“Bicara soal ‘cawe-cawe’, kayaknya udah dua tahun ya ngejawab soal ‘cawe-cawe’ ini kan. Kita lihat Pak Jokowi selama proses pemilu tidak hadir di kampanye manapun atau ke kandidat manapun. Dan tidak meng-endorse siapapun bahkan.”
– Faldo Maldini, politikus Partai Solidaritas Indonesia (PSI) yang juga juru bicara Tim Pemenangan Prabowo Subianto-Gibran Rakabuming Raka, dalam acara Panggung Demokrasi yang ditayangkan Metro TV pada 4 Maret 2024.
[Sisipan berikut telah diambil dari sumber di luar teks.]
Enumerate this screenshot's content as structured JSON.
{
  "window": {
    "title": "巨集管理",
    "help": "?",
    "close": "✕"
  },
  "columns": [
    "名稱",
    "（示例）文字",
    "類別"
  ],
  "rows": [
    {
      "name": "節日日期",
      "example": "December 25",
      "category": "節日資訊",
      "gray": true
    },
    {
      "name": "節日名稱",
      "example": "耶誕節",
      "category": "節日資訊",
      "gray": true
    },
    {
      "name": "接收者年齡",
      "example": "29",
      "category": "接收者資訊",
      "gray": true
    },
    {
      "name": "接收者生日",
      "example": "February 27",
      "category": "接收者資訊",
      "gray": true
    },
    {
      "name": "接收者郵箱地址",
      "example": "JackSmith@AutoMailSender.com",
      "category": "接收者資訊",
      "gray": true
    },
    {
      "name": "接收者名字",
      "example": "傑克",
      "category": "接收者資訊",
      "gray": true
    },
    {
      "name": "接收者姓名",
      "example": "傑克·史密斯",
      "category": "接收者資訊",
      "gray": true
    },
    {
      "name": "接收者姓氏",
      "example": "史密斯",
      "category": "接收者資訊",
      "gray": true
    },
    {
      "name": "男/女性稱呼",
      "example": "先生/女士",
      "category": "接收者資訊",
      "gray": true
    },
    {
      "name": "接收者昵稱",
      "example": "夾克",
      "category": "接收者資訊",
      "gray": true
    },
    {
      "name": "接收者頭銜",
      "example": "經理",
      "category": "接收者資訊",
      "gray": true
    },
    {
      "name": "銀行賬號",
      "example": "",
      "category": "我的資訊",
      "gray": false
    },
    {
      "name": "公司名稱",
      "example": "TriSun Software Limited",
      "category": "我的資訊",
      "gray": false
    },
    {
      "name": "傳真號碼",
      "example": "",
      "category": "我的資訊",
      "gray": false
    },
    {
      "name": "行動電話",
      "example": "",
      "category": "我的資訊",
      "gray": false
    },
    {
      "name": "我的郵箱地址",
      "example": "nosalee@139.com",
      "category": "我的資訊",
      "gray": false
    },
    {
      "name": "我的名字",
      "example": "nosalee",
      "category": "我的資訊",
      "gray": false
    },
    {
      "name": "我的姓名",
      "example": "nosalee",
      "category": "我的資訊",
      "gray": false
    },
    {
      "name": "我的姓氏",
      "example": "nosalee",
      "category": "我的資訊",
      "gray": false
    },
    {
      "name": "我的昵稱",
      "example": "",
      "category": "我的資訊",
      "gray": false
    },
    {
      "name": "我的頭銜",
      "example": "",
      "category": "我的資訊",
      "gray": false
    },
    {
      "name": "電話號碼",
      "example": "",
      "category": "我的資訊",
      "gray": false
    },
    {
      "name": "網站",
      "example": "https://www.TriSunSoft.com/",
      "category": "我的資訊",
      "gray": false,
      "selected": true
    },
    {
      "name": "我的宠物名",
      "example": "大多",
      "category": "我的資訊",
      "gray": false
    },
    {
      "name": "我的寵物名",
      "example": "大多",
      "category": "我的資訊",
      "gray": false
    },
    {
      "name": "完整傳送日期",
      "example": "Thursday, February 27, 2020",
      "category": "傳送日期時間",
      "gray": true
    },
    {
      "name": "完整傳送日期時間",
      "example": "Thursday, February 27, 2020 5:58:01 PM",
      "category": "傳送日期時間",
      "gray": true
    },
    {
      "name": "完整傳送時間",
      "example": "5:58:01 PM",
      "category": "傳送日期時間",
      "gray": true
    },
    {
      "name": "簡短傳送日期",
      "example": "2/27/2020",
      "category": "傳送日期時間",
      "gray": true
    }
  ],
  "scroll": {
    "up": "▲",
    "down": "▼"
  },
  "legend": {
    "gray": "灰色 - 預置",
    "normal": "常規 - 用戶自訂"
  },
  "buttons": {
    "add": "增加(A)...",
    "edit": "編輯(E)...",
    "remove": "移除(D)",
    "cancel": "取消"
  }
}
Faldo menegaskan bahwa Presiden Joko “Jokowi” Widodo tidak pernah melakukan “cawe-cawe”, yang artinya intervensi, termasuk melalui kampanye atau dukungan terhadap kandidat manapun, selama penyelenggaraan Pemilu 2024.
The Conversation Indonesia menghubungi Wawan Kurniawan, peneliti dari Laboratorium Psikologi Politik Universitas Indonesia, untuk menganalisis klaim Faldo tersebut.
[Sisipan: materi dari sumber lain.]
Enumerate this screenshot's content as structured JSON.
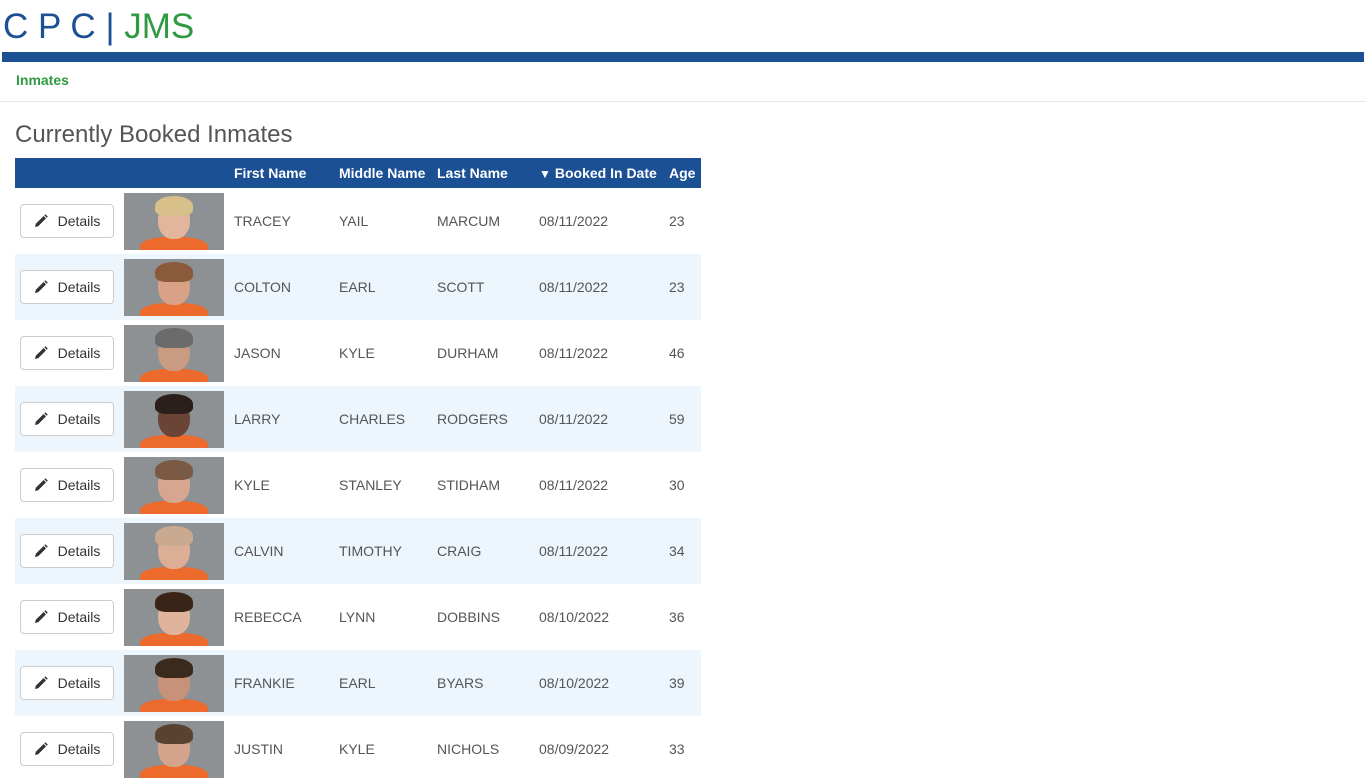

Gibran – representasi simbolik dukungan Jokowi
Klaim Faldo tidak benar.
Meskipun Presiden Joko “Jokowi” Widodo telah secara resmi menyatakan bahwa dia tidak ikut berkampanye dalam Pemilihan Umum (Pemilu) 2024, keterlibatan putra sulungnya, Gibran Rakabuming Raka, sebagai calon wakil presiden (cawapres) membuat netralitas Jokowi patut dipertanyakan.
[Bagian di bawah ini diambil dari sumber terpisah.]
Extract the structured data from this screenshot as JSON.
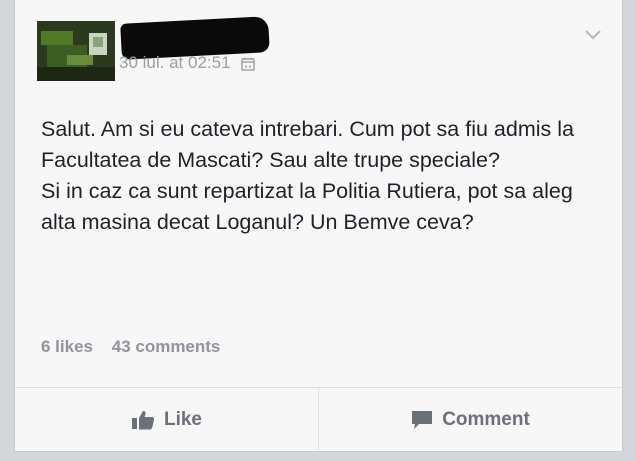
{
  "post": {
    "timestamp": "30 iul. at 02:51",
    "body_lines": [
      "Salut. Am si eu cateva intrebari. Cum pot sa fiu admis la Facultatea de Mascati? Sau alte trupe speciale?",
      "Si in caz ca sunt repartizat la Politia Rutiera, pot sa aleg alta masina decat Loganul? Un Bemve ceva?"
    ],
    "likes": "6 likes",
    "comments": "43 comments"
  },
  "actions": {
    "like_label": "Like",
    "comment_label": "Comment"
  },
  "icons": {
    "options": "chevron-down-icon",
    "audience": "calendar-icon",
    "like": "thumbs-up-icon",
    "comment": "speech-bubble-icon"
  },
  "colors": {
    "text": "#1d2129",
    "meta": "#90949c",
    "action": "#6b7079"
  }
}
Keterlibatan keluarganya dalam perhelatan Pemilu dapat dilihat sebagai bentuk dukungan tidak langsung, yang menunjukkan bahwa dia mungkin tidak sepenuhnya netral terhadap kandidat manapun selama Pemilu 2024.
Dari sudut pandang psikologi politik, keterlibatan Gibran dapat diinterpretasikan sebagai representasi simbolik dari kelanjutan pengaruh politik keluarga Jokowi, yang tentunya dapat memengaruhi persepsi publik terhadap sikap Jokowi.
Representasi simbolik dapat menciptakan Efek Halo, yakni ketika persepsi positif atau negatif terhadap satu aspek tokoh politik (misalnya, keberhasilan Jokowi sebagai Presiden) dapat memengaruhi penilaian terhadap aspek lain (misalnya, kualifikasi Gibran sebagai cawapres). Maka, hal tersebut dapat memengaruhi cara individu atau pemilih memahami dan menilai tokoh atau kelompok politik tertentu. Ini pada gilirannya akan membentuk sikap dan preferensi politik para pemilih.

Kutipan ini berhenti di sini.